Il concetto stesso di comportamento sociale è indispensabile per
tutti coloro che vendono qualcosa: scoprire cosa determina l'acquisto di
un prodotto è talmente importante da far tralasciare la possibilità
che quella stessa cosa non esista.
Pare che l'origine della vita
sociale non strettamente tribale sia da far risalire a certi luoghi geografici
dove avveniva lo scambio di manufatti. L'origine della moneta come sostituto
del valore di scambio non pare essere stata la risultante di un comportamento
sociale predeterminato, ma una semplice operazione logica. Se così
fosse, potremmo pensare che nulla in realtà determina l'acquisto
di un prodotto, che tutta la teoretica del marketing è pura illusione.

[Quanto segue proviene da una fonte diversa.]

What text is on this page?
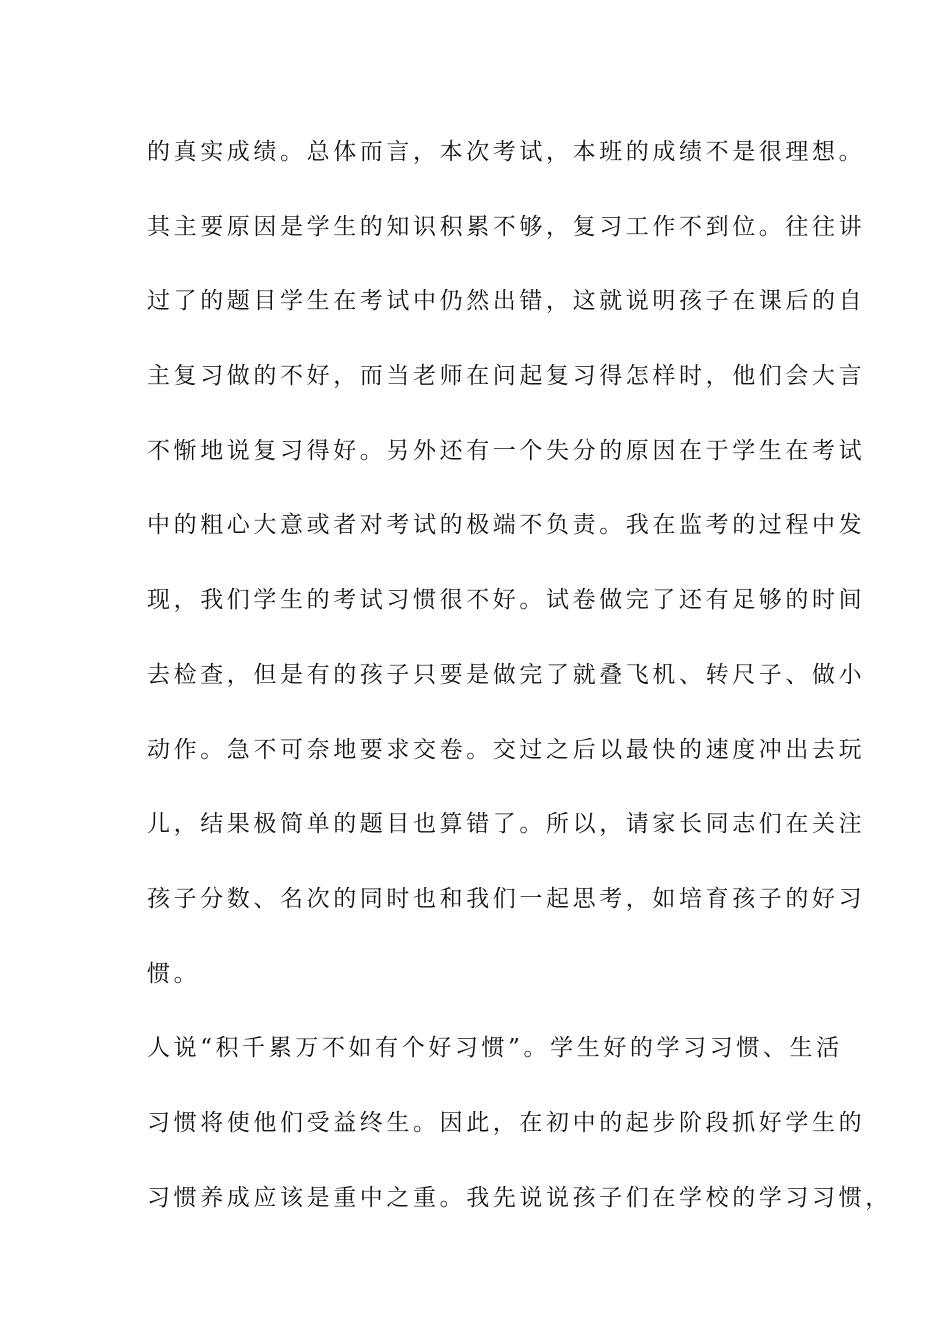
的真实成绩。总体而言，本次考试，本班的成绩不是很理想。
其主要原因是学生的知识积累不够，复习工作不到位。往往讲
过了的题目学生在考试中仍然出错，这就说明孩子在课后的自
主复习做的不好，而当老师在问起复习得怎样时，他们会大言
不惭地说复习得好。另外还有一个失分的原因在于学生在考试
中的粗心大意或者对考试的极端不负责。我在监考的过程中发
现，我们学生的考试习惯很不好。试卷做完了还有足够的时间
去检查，但是有的孩子只要是做完了就叠飞机、转尺子、做小
动作。急不可奈地要求交卷。交过之后以最快的速度冲出去玩
儿，结果极简单的题目也算错了。所以，请家长同志们在关注
孩子分数、名次的同时也和我们一起思考，如培育孩子的好习
惯。
人说“积千累万不如有个好习惯”。学生好的学习习惯、生活
习惯将使他们受益终生。因此，在初中的起步阶段抓好学生的
习惯养成应该是重中之重。我先说说孩子们在学校的学习习惯，
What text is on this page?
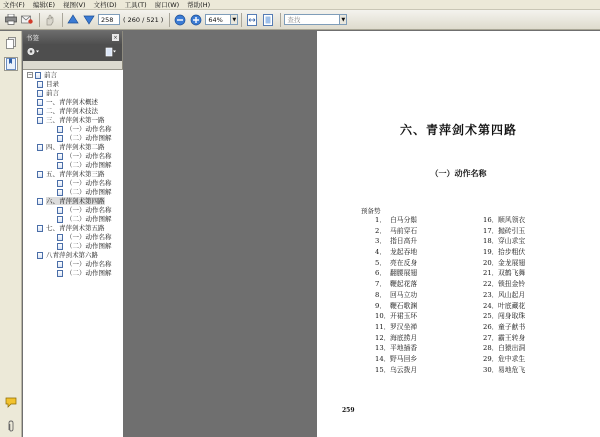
文件(F) 编辑(E) 视图(V) 文档(D) 工具(T) 窗口(W) 帮助(H)
258	( 260 / 521 )	64%	▼	查找	▼
书签	×
− 前言
目录
前言
一、青萍剑术概述
二、青萍剑术技法
三、青萍剑术第一路
（一）动作名称
（二）动作图解
四、青萍剑术第二路
（一）动作名称
（二）动作图解
五、青萍剑术第三路
（一）动作名称
（二）动作图解
六、青萍剑术第四路
（一）动作名称
（二）动作图解
七、青萍剑术第五路
（一）动作名称
（二）动作图解
八青萍剑术第六路
（一）动作名称
（二）动作图解
六、青萍剑术第四路
（一）动作名称
预备势
1． 白马分鬃
2． 马前穿石
3． 指日高升
4． 龙起吞地
5． 亮在反身
6． 翻腰展翅
7． 鞭起花落
8． 回马立功
9． 鞭石歌渊
10．开裙玉环
11．罗汉坐禅
12．海底捞月
13．平地插香
14．野马回乡
15．乌云拨月
16．顺风领衣
17．抛砖引玉
18．穿山求宝
19．拾步粗伏
20．金龙展翅
21．双鹤飞舞
22．锁扭金铃
23．风山起月
24．叶底藏花
25．闯身取珠
26．童子献书
27．霸王转身
28．白猿出洞
29．危中求生
30．易地危飞
259
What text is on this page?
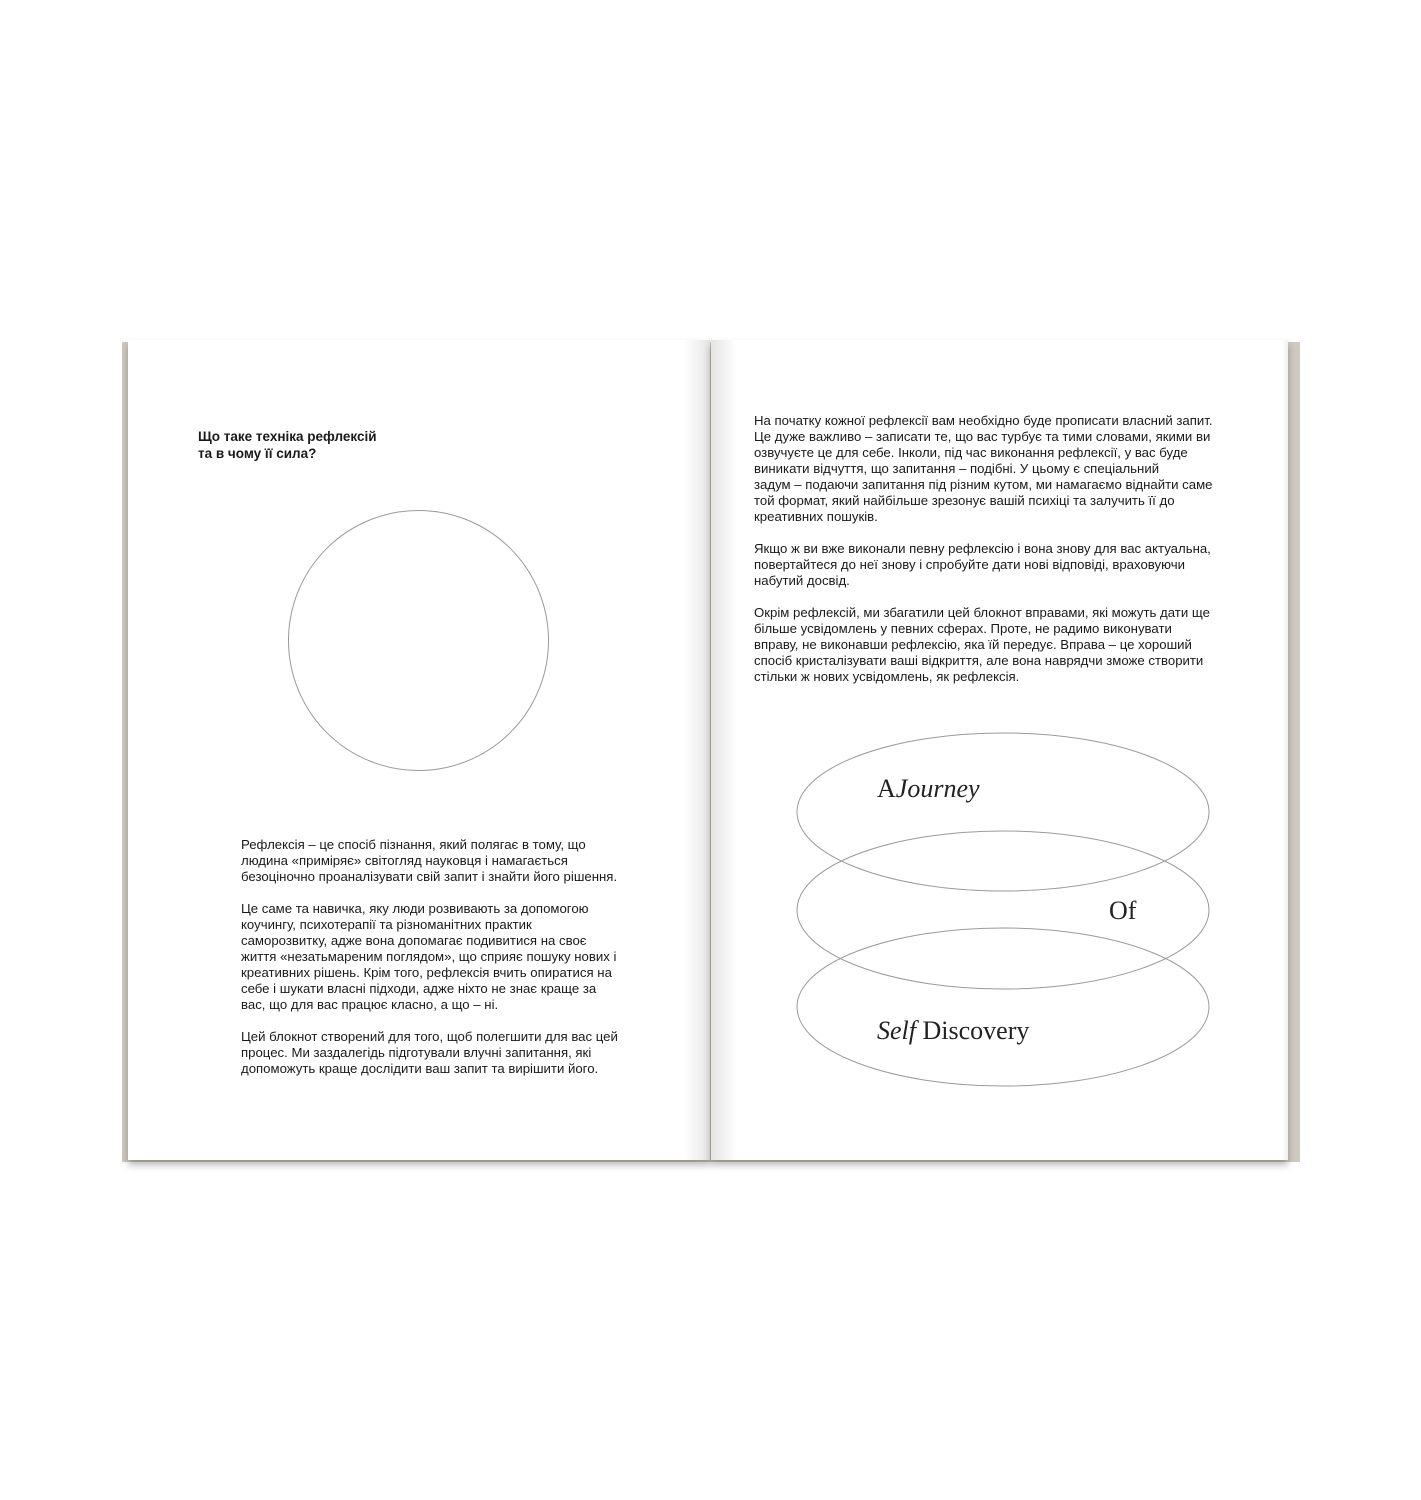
Що таке техніка рефлексій
та в чому її сила?
Рефлексія – це спосіб пізнання, який полягає в тому, що
людина «приміряє» світогляд науковця і намагається
безоціночно проаналізувати свій запит і знайти його рішення.
Це саме та навичка, яку люди розвивають за допомогою
коучингу, психотерапії та різноманітних практик
саморозвитку, адже вона допомагає подивитися на своє
життя «незатьмареним поглядом», що сприяє пошуку нових і
креативних рішень. Крім того, рефлексія вчить опиратися на
себе і шукати власні підходи, адже ніхто не знає краще за
вас, що для вас працює класно, а що – ні.
Цей блокнот створений для того, щоб полегшити для вас цей
процес. Ми заздалегідь підготували влучні запитання, які
допоможуть краще дослідити ваш запит та вирішити його.
На початку кожної рефлексії вам необхідно буде прописати власний запит.
Це дуже важливо – записати те, що вас турбує та тими словами, якими ви
озвучуєте це для себе. Інколи, під час виконання рефлексії, у вас буде
виникати відчуття, що запитання – подібні. У цьому є спеціальний
задум – подаючи запитання під різним кутом, ми намагаємо віднайти саме
той формат, який найбільше зрезонує вашій психіці та залучить її до
креативних пошуків.
Якщо ж ви вже виконали певну рефлексію і вона знову для вас актуальна,
повертайтеся до неї знову і спробуйте дати нові відповіді, враховуючи
набутий досвід.
Окрім рефлексій, ми збагатили цей блокнот вправами, які можуть дати ще
більше усвідомлень у певних сферах. Проте, не радимо виконувати
вправу, не виконавши рефлексію, яка їй передує. Вправа – це хороший
спосіб кристалізувати ваші відкриття, але вона наврядчи зможе створити
стільки ж нових усвідомлень, як рефлексія.
AJourney
Of
Self Discovery
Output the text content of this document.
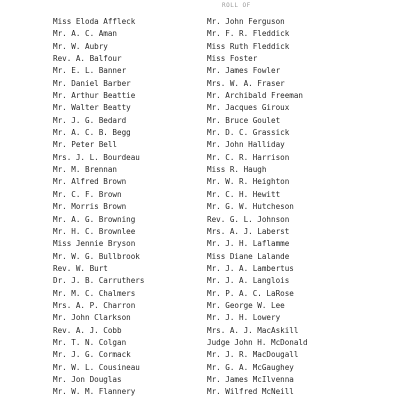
ROLL OF
Miss Eloda Affleck
Mr. A. C. Aman
Mr. W. Aubry
Rev. A. Balfour
Mr. E. L. Banner
Mr. Daniel Barber
Mr. Arthur Beattie
Mr. Walter Beatty
Mr. J. G. Bedard
Mr. A. C. B. Begg
Mr. Peter Bell
Mrs. J. L. Bourdeau
Mr. M. Brennan
Mr. Alfred Brown
Mr. C. F. Brown
Mr. Morris Brown
Mr. A. G. Browning
Mr. H. C. Brownlee
Miss Jennie Bryson
Mr. W. G. Bullbrook
Rev. W. Burt
Dr. J. B. Carruthers
Mr. M. C. Chalmers
Mrs. A. P. Charron
Mr. John Clarkson
Rev. A. J. Cobb
Mr. T. N. Colgan
Mr. J. G. Cormack
Mr. W. L. Cousineau
Mr. Jon Douglas
Mr. W. M. Flannery
Mr. John Ferguson
Mr. F. R. Fleddick
Miss Ruth Fleddick
Miss Foster
Mr. James Fowler
Mrs. W. A. Fraser
Mr. Archibald Freeman
Mr. Jacques Giroux
Mr. Bruce Goulet
Mr. D. C. Grassick
Mr. John Halliday
Mr. C. R. Harrison
Miss R. Haugh
Mr. W. R. Heighton
Mr. C. H. Hewitt
Mr. G. W. Hutcheson
Rev. G. L. Johnson
Mrs. A. J. Laberst
Mr. J. H. Laflamme
Miss Diane Lalande
Mr. J. A. Lambertus
Mr. J. A. Langlois
Mr. P. A. C. LaRose
Mr. George W. Lee
Mr. J. H. Lowery
Mrs. A. J. MacAskill
Judge John H. McDonald
Mr. J. R. MacDougall
Mr. G. A. McGaughey
Mr. James McIlvenna
Mr. Wilfred McNeill
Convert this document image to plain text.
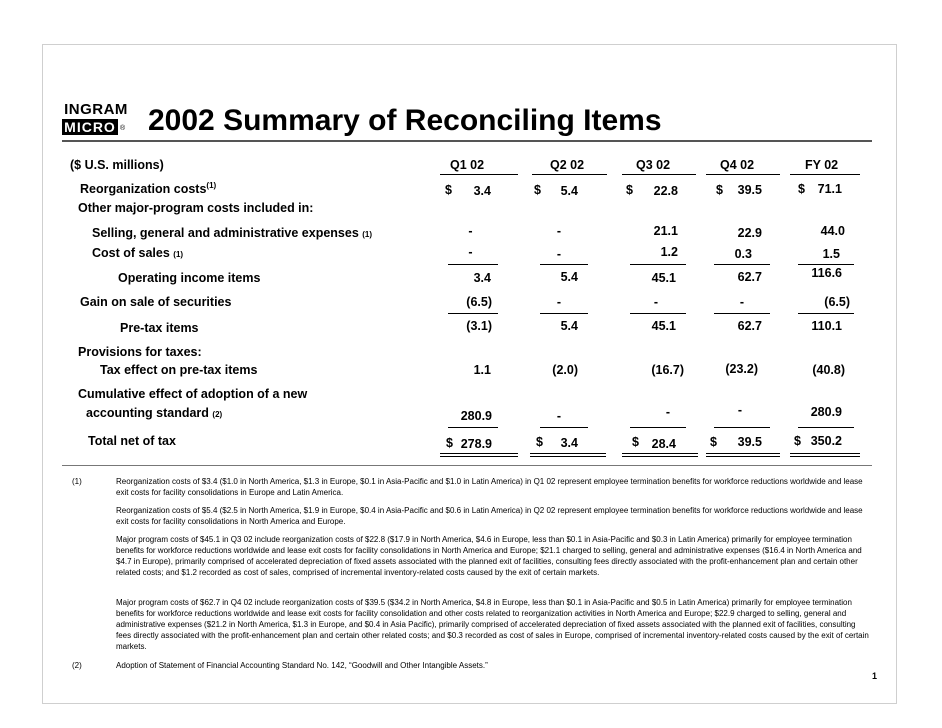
INGRAM
MICRO ® 2002 Summary of Reconciling Items
($ U.S. millions)	Q1 02	Q2 02	Q3 02	Q4 02	FY 02
Reorganization costs$^{(1)}$	$	3.4	$	5.4	$	22.8	$	39.5	$	71.1
Other major-program costs included in:
Selling, general and administrative expenses (1)	-	-	21.1	22.9	44.0
Cost of sales (1)	-	-	1.2	0.3	1.5
Operating income items	3.4	5.4	45.1	62.7	116.6
Gain on sale of securities	(6.5)	-	-	-	(6.5)
Pre-tax items	(3.1)	5.4	45.1	62.7	110.1
Provisions for taxes:
Tax effect on pre-tax items	1.1	(2.0)	(16.7)	(23.2)	(40.8)
Cumulative effect of adoption of a new
accounting standard (2)	280.9	-	-	-	280.9
Total net of tax	$ 278.9	$	3.4	$	28.4	$	39.5	$ 350.2
(1)	Reorganization costs of $3.4 ($1.0 in North America, $1.3 in Europe, $0.1 in Asia-Pacific and $1.0 in Latin America) in Q1 02 represent employee termination benefits for workforce reductions worldwide and lease exit costs for facility consolidations in Europe and Latin America.
Reorganization costs of $5.4 ($2.5 in North America, $1.9 in Europe, $0.4 in Asia-Pacific and $0.6 in Latin America) in Q2 02 represent employee termination benefits for workforce reductions worldwide and lease exit costs for facility consolidations in North America and Europe.
Major program costs of $45.1 in Q3 02 include reorganization costs of $22.8 ($17.9 in North America, $4.6 in Europe, less than $0.1 in Asia-Pacific and $0.3 in Latin America) primarily for employee termination benefits for workforce reductions worldwide and lease exit costs for facility consolidations in North America and Europe; $21.1 charged to selling, general and administrative expenses ($16.4 in North America and $4.7 in Europe), primarily comprised of accelerated depreciation of fixed assets associated with the planned exit of facilities, consulting fees directly associated with the profit-enhancement plan and certain other related costs; and $1.2 recorded as cost of sales, comprised of incremental inventory-related costs caused by the exit of certain markets.
Major program costs of $62.7 in Q4 02 include reorganization costs of $39.5 ($34.2 in North America, $4.8 in Europe, less than $0.1 in Asia-Pacific and $0.5 in Latin America) primarily for employee termination benefits for workforce reductions worldwide and lease exit costs for facility consolidation and other costs related to reorganization activities in North America and Europe; $22.9 charged to selling, general and administrative expenses ($21.2 in North America, $1.3 in Europe, and $0.4 in Asia Pacific), primarily comprised of accelerated depreciation of fixed assets associated with the planned exit of facilities, consulting fees directly associated with the profit-enhancement plan and certain other related costs; and $0.3 recorded as cost of sales in Europe, comprised of incremental inventory-related costs caused by the exit of certain markets.
(2)	Adoption of Statement of Financial Accounting Standard No. 142, “Goodwill and Other Intangible Assets.”
1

L'etologia umana non può neppure produrre una ipotesi di vantaggio
per la specie dal carattere comportamento sociale. Forse l'impostazione
sociobiologica potrebbe ipotizzare che il fatto culturale della nascita
della moneta come merce di scambio abbia rappresentato un notevole vantaggio
nei confronti della pressione selettiva. Si tratterebbe quindi di un meccanismo
appreso e trasmesso attraverso l'ereditarietà culturale. Di un meccanismo
casualmente appreso, rinforzato dal vantaggio selettivo, e sfociato nei
nostri tempi nel consumismo di massa. Ma un consumismo generalizzato quale
mai vantaggio selettivo potrebbe dare? Ovvero se si raggiungesse un benessere
sociale generalizzato il consumismo non cesserebbe di avere qualsivoglia
vantaggio selettivo, con buona pace degli ideologi del marketing? Il fatto
è che gli ideologi del marketing sono costretti a presentare il
concetto di comportamento sociale come un dogma di fede. Ora può
darsi benissimo che esista un modulo comportamentale sociale, anzi molto
lo lascia credere, ad eccezione della teoretica del marketing. Eppure coloro
che si occupano e preoccupano di fare politica e di propagandare, fare
proselitismo, chiedere e organizzare il consenso, credono seriamente che
le tecniche del marketing siano il paradigma da seguire.
Quali sono i motivi che spingono
un individuo a occuparsi di politica? Nella nostra società ciascuno
sembra volere essere sempre meno suddito, sembra voler divenire sempre
di più un anarchico. Le tecniche del marketing si sono dimostrate
fallimentari, a lungo andare, nel fare proselitismo e organizzare il consenso.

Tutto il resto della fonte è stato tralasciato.